Поцелуй получился обоюдно горячий и взаимно трепетный, пылкий в засос. Оправившись от него довольный Санька даже позволил себе заметить словами поэта: «И я свои взволнованные губы примкнул к её трепещущим устам!» Наташке это изречение понравилось, она счастливо заулыбалась, плотнее прильнув к Саньке.

– Вот так я люблю гулять, чтоб губы в губы и чтоб между нами все было шито-крыто, – высказалась она, удовлетворенная поцелуем.

Зачарованные весенним буйством природы, они в обнимку стояли на самом берегу озера и наблюдали, как полная луна, не поднимаясь высоко от крыш построек на том берегу, ярко светила своим бледно-золотым светом. Проложив на поверхности воды серебристую россыпь чешуи, она причудливо отражаясь от поверхности, казалось, утонула в глубине озера.

– Наташеньк, смотри-ка, ноченька-то словно в золоте купается! – любуясь серебряной россыпью водяных бликов, любезно улыбаясь, проговорил Санька.

– А я и так уж смотрю, не на ночь, а одно очарование! – отозвалась она.

А в зарослях тростника торопливо и неугомонно напевает свою трескучую песенку камышовка-барсучок, навевая на эту влюбленную пару неописуемую нежность друг к другу и порывы в любви.

– Эх, вон, кто-то умер! – вдруг проговорил Санька.

– А почему ты знаешь? – спросила она.

– А ты разве не видела, звезда с неба сорвалась? Это значит кто-то из людей умер.

– Это почему? – дознавалась она.

– А как же? Ведь у каждого человека на небе своя звезда есть. Народился человек, на небе его звезда загорелась, помер он, и она с небосвода скатывается. Так что на небе и моя, и твоя звезда есть.

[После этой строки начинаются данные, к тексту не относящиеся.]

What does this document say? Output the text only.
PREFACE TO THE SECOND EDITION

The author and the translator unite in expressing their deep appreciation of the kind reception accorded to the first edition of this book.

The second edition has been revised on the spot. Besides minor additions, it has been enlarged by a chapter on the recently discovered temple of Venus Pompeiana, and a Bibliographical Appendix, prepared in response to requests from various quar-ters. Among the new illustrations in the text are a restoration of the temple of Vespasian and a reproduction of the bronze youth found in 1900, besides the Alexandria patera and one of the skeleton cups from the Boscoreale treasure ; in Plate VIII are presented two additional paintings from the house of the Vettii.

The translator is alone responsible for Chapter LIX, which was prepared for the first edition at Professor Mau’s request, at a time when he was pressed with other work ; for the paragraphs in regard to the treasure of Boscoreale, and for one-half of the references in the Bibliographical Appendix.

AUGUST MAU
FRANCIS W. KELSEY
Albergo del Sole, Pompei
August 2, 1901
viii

– Эх, вот бы отыскать мне свою звезду на небе, – мечтательно протянула Наташка.

– Сегодня уже поздно, а завтра поищем, постараемся найти, – пообещал ей Санька.

– Я согласна! – играючи помахивая веточкой цветущей черемухи, отмахивая от себя надоедливых комаров, ответила она.

 

– Давай присядем, а то ноги уже устали.

И они уселись на бревно, лежащее около амбара около озера. Они просидели долго, не заметили, как время завалило за полночь. Прижавшись друг к другу, свой душевный разговор, перемеживая со сладостными поцелуями, они с интересом наблюдали за всем происходящим вокруг. Смотрели на зеркальную гладь поверхности озера, изредка взбаламутившуюся карасем-полуночником, слушали пение камышовки и заядлые выкряки лягушек, любовались полной луной и нежной голубизной весеннего неба, наблюдали как облако в форме пса с открытой пастью медленно придвигалось к маслянистому на вид к диску луны, словно намереваясь его проглотить. Луна медленно поднималась по небосводу ввысь к полуночи, она вздербарашилась на самый верх своего невидимого пути, отбрасывая от деревьев и построек короткие тени. Визуально созерцая все это, что происходит вокруг, прижимаясь к Саньке, Наташка, не совсем осознавала, к чему все это ее приведет.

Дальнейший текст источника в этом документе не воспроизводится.